The suicides of two young women due to poverty shocked the Iranian society on the anniversary of the 1979 anti-monarchic revolution.
A young woman by the name of Sooma Salavati hanged herself at home on Monday, February 11, 2019, in the city of Sanandaj where she lived with her parents.
On Sunday, February 10, 2019, Zahra Rahmati, a young mother of two, committed suicide after killing her two sons, Alireza, 6, and Abbas, 3.
The unfortunate incident took place in Chaghan-Ali village in Kermanshah Province, western Iran. The destitute and impoverished mother first hanged her two sons and then took her own life.
Earlier on Monday, January 7, 2019, another woman, threw herself from the Zarqan Bridge at the Shiraz-Marvdasht highway and ended her own life due to poverty and inability to earn living and solve her economic problems.
According to the annual statistics released by the Journal of Forensic and Legal Medicine in September 2018, in Iran, women’s suicide rates in 2017 alone were more than 1,365 people, at least 4 women per day.

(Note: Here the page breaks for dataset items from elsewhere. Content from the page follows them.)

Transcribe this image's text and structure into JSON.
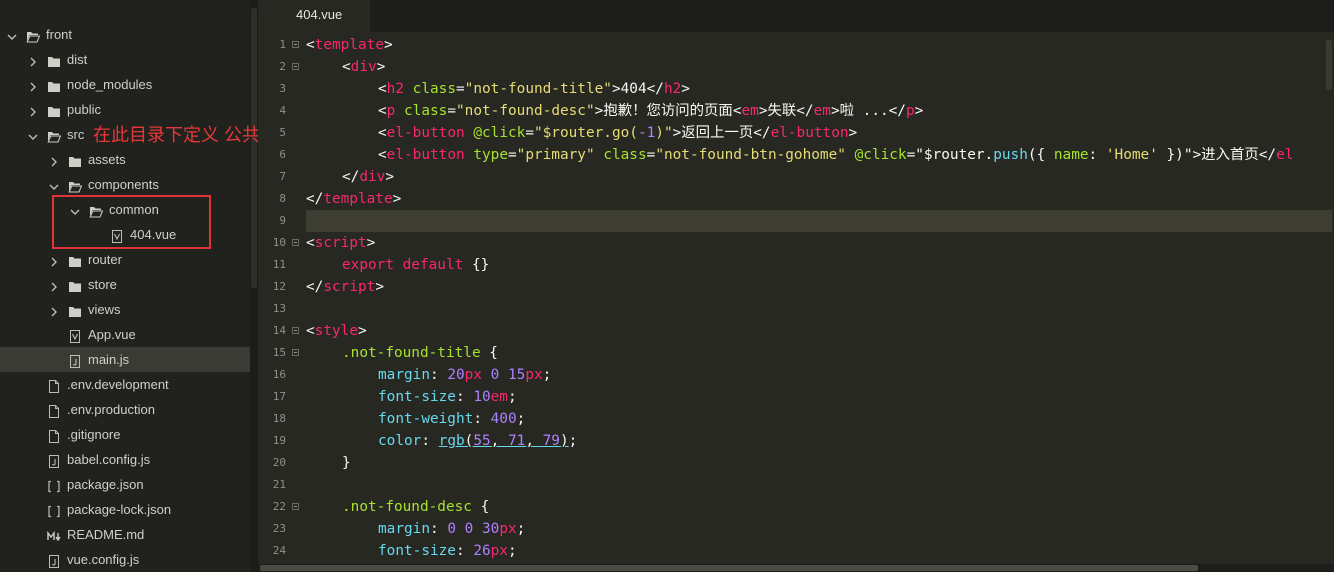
{
  "editor": {
    "tab_label": "404.vue",
    "line_numbers": [
      "1",
      "2",
      "3",
      "4",
      "5",
      "6",
      "7",
      "8",
      "9",
      "10",
      "11",
      "12",
      "13",
      "14",
      "15",
      "16",
      "17",
      "18",
      "19",
      "20",
      "21",
      "22",
      "23",
      "24"
    ]
  },
  "sidebar": {
    "annotation": "在此目录下定义 公共组件",
    "items": [
      {
        "label": "front",
        "icon": "folder-open-icon"
      },
      {
        "label": "dist",
        "icon": "folder-icon"
      },
      {
        "label": "node_modules",
        "icon": "folder-icon"
      },
      {
        "label": "public",
        "icon": "folder-icon"
      },
      {
        "label": "src",
        "icon": "folder-open-icon"
      },
      {
        "label": "assets",
        "icon": "folder-icon"
      },
      {
        "label": "components",
        "icon": "folder-open-icon"
      },
      {
        "label": "common",
        "icon": "folder-open-icon"
      },
      {
        "label": "404.vue",
        "icon": "vue-file-icon"
      },
      {
        "label": "router",
        "icon": "folder-icon"
      },
      {
        "label": "store",
        "icon": "folder-icon"
      },
      {
        "label": "views",
        "icon": "folder-icon"
      },
      {
        "label": "App.vue",
        "icon": "vue-file-icon"
      },
      {
        "label": "main.js",
        "icon": "js-file-icon"
      },
      {
        "label": ".env.development",
        "icon": "file-icon"
      },
      {
        "label": ".env.production",
        "icon": "file-icon"
      },
      {
        "label": ".gitignore",
        "icon": "file-icon"
      },
      {
        "label": "babel.config.js",
        "icon": "js-file-icon"
      },
      {
        "label": "package.json",
        "icon": "json-file-icon"
      },
      {
        "label": "package-lock.json",
        "icon": "json-file-icon"
      },
      {
        "label": "README.md",
        "icon": "markdown-file-icon"
      },
      {
        "label": "vue.config.js",
        "icon": "js-file-icon"
      }
    ]
  },
  "code": {
    "l1": {
      "a": "<",
      "b": "template",
      "c": ">"
    },
    "l2": {
      "a": "<",
      "b": "div",
      "c": ">"
    },
    "l3": {
      "a": "<",
      "b": "h2",
      "c": " ",
      "d": "class",
      "e": "=",
      "f": "\"not-found-title\"",
      "g": ">404</",
      "h": "h2",
      "i": ">"
    },
    "l4": {
      "a": "<",
      "b": "p",
      "c": " ",
      "d": "class",
      "e": "=",
      "f": "\"not-found-desc\"",
      "g": ">抱歉！您访问的页面<",
      "h": "em",
      "i": ">失联</",
      "j": "em",
      "k": ">啦 ...</",
      "l": "p",
      "m": ">"
    },
    "l5": {
      "a": "<",
      "b": "el-button",
      "c": " ",
      "d": "@click",
      "e": "=",
      "f": "\"$router.go(",
      "g": "-1",
      "h": ")\"",
      "i": ">返回上一页</",
      "j": "el-button",
      "k": ">"
    },
    "l6": {
      "a": "<",
      "b": "el-button",
      "c": " ",
      "d": "type",
      "e": "=",
      "f": "\"primary\"",
      "g": " ",
      "h": "class",
      "i": "=",
      "j": "\"not-found-btn-gohome\"",
      "k": " ",
      "l": "@click",
      "m": "=",
      "n": "\"$router.",
      "o": "push",
      "p": "({ ",
      "q": "name",
      "r": ": ",
      "s": "'Home'",
      "t": " })\"",
      "u": ">进入首页</",
      "v": "el"
    },
    "l7": {
      "a": "</",
      "b": "div",
      "c": ">"
    },
    "l8": {
      "a": "</",
      "b": "template",
      "c": ">"
    },
    "l10": {
      "a": "<",
      "b": "script",
      "c": ">"
    },
    "l11": {
      "a": "export default",
      "b": " {}"
    },
    "l12": {
      "a": "</",
      "b": "script",
      "c": ">"
    },
    "l14": {
      "a": "<",
      "b": "style",
      "c": ">"
    },
    "l15": {
      "a": ".not-found-title",
      "b": " {"
    },
    "l16": {
      "a": "margin",
      "b": ": ",
      "c": "20",
      "d": "px",
      "e": " ",
      "f": "0",
      "g": " ",
      "h": "15",
      "i": "px",
      "j": ";"
    },
    "l17": {
      "a": "font-size",
      "b": ": ",
      "c": "10",
      "d": "em",
      "e": ";"
    },
    "l18": {
      "a": "font-weight",
      "b": ": ",
      "c": "400",
      "d": ";"
    },
    "l19": {
      "a": "color",
      "b": ": ",
      "c": "rgb",
      "d": "(",
      "e": "55",
      "f": ", ",
      "g": "71",
      "h": ", ",
      "i": "79",
      "j": ")",
      "k": ";"
    },
    "l20": {
      "a": "}"
    },
    "l22": {
      "a": ".not-found-desc",
      "b": " {"
    },
    "l23": {
      "a": "margin",
      "b": ": ",
      "c": "0",
      "d": " ",
      "e": "0",
      "f": " ",
      "g": "30",
      "h": "px",
      "i": ";"
    },
    "l24": {
      "a": "font-size",
      "b": ": ",
      "c": "26",
      "d": "px",
      "e": ";"
    }
  }
}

Officials and experts in the regime have repeatedly acknowledged that suicide rates in Iran are not fully reported and announced, and the statistics reported by government authorities should be considered as a minimum.

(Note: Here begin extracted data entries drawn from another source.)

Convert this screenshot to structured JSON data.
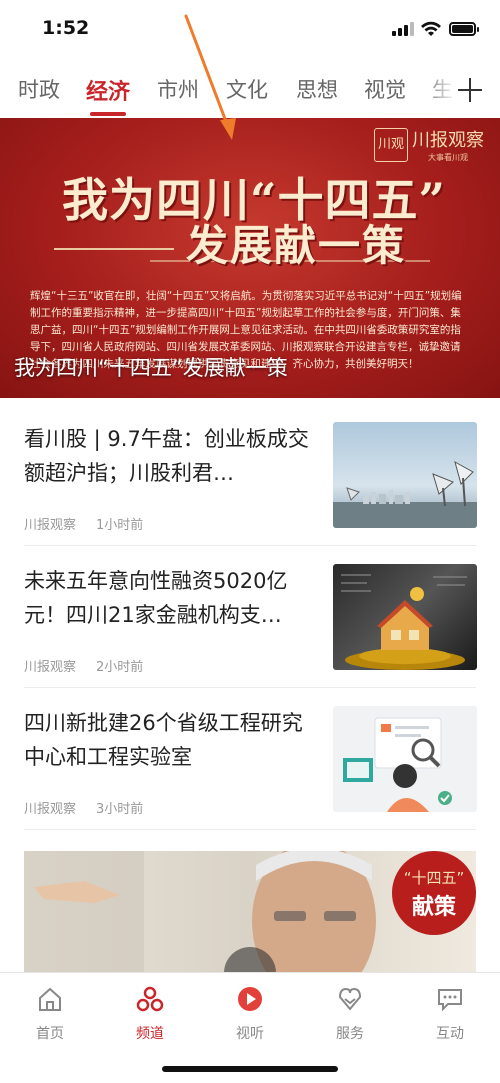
{
  "status": {
    "time": "1:52"
  },
  "tabs": [
    {
      "label": "时政"
    },
    {
      "label": "经济"
    },
    {
      "label": "市州"
    },
    {
      "label": "文化"
    },
    {
      "label": "思想"
    },
    {
      "label": "视觉"
    },
    {
      "label": "生"
    }
  ],
  "active_tab_index": 1,
  "banner": {
    "brand": "川报观察",
    "brand_logo": "川观",
    "brand_sub": "大事看川观",
    "title_line1": "我为四川“十四五”",
    "title_line2": "发展献一策",
    "body": "辉煌“十三五”收官在即，壮阔“十四五”又将启航。为贯彻落实习近平总书记对“十四五”规划编制工作的重要指示精神，进一步提高四川“十四五”规划起草工作的社会参与度，开门问策、集思广益，四川“十四五”规划编制工作开展网上意见征求活动。在中共四川省委政策研究室的指导下，四川省人民政府网站、四川省发展改革委网站、川报观察联合开设建言专栏，诚挚邀请社会各界为四川未来五年发展谋划提供宝贵意见和建议，齐心协力，共创美好明天！",
    "caption": "我为四川“十四五”发展献一策"
  },
  "news": [
    {
      "title": "看川股 | 9.7午盘：创业板成交额超沪指；川股利君…",
      "source": "川报观察",
      "time": "1小时前",
      "thumb": "city-antenna-photo"
    },
    {
      "title": "未来五年意向性融资5020亿元！四川21家金融机构支…",
      "source": "川报观察",
      "time": "2小时前",
      "thumb": "house-coins-photo"
    },
    {
      "title": "四川新批建26个省级工程研究中心和工程实验室",
      "source": "川报观察",
      "time": "3小时前",
      "thumb": "research-illustration"
    }
  ],
  "video_card": {
    "badge_top": "“十四五”",
    "badge_bottom": "献策"
  },
  "bottom_nav": [
    {
      "label": "首页",
      "icon": "home-icon"
    },
    {
      "label": "频道",
      "icon": "channels-icon"
    },
    {
      "label": "视听",
      "icon": "play-icon"
    },
    {
      "label": "服务",
      "icon": "service-icon"
    },
    {
      "label": "互动",
      "icon": "chat-icon"
    }
  ],
  "active_nav_index": 1,
  "colors": {
    "accent": "#c9262b",
    "annotation": "#f07b2b"
  }
}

According to a social pathologist, last year, woman’s suicide rate in Iran increased by 66 percent during a five-year period. (The state-run Khabar Online – November 3, 2017)
The Iranian Coroner’s Office announced that more than 7% of annual suicides in Iran are committed by adolescents.

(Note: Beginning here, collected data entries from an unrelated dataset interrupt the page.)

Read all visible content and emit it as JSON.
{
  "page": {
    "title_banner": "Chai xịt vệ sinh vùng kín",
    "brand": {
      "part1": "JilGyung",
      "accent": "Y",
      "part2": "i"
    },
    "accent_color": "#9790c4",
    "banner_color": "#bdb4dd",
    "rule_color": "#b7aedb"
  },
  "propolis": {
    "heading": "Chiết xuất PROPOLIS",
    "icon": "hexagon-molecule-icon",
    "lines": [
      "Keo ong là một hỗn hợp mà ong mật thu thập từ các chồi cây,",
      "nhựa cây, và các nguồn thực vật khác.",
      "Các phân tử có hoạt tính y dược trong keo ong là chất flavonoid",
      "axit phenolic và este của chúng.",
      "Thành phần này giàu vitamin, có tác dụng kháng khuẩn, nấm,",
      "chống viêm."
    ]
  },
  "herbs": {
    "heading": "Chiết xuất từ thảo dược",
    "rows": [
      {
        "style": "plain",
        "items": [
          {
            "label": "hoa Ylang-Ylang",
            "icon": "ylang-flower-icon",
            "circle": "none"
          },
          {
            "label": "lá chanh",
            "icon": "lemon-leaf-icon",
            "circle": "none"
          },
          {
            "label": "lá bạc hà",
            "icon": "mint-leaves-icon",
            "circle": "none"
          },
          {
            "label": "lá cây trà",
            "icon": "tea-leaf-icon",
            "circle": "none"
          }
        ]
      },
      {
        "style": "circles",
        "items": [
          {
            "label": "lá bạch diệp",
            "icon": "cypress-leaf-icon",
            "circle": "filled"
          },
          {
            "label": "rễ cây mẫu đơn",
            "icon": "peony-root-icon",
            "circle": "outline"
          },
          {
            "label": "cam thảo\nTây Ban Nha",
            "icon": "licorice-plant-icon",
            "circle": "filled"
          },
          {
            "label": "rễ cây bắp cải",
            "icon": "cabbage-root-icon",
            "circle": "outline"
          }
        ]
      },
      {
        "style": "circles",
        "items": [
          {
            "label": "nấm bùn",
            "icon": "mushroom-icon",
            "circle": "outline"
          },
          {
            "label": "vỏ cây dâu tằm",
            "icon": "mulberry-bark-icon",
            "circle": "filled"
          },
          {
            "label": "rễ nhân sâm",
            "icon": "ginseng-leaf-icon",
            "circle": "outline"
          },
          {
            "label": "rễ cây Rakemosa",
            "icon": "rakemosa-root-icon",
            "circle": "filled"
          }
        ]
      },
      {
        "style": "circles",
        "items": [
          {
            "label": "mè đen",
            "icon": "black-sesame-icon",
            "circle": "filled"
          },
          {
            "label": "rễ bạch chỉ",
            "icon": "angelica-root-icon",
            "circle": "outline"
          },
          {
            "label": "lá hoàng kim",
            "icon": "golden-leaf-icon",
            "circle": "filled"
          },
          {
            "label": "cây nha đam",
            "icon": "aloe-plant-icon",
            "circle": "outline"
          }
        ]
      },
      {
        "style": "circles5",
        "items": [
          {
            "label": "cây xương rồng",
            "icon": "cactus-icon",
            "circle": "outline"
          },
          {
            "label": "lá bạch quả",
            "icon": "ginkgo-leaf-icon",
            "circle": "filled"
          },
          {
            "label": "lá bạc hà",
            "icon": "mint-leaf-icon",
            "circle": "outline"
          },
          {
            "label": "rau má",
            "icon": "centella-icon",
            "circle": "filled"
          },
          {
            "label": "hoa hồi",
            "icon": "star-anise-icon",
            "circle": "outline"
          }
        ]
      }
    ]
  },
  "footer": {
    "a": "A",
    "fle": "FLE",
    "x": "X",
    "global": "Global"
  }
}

The upward trend in the suicides of women indicates the excessive pressures on women and girls in Iran. Psychologists and sociologists consider hopelessness, depression, anxiety and sense of insecurity accompanied by a feeling of humiliation as the main reason leading women and girls to physically eliminate themselves.
Women’s rate of suicide is the highest among Middle East countries.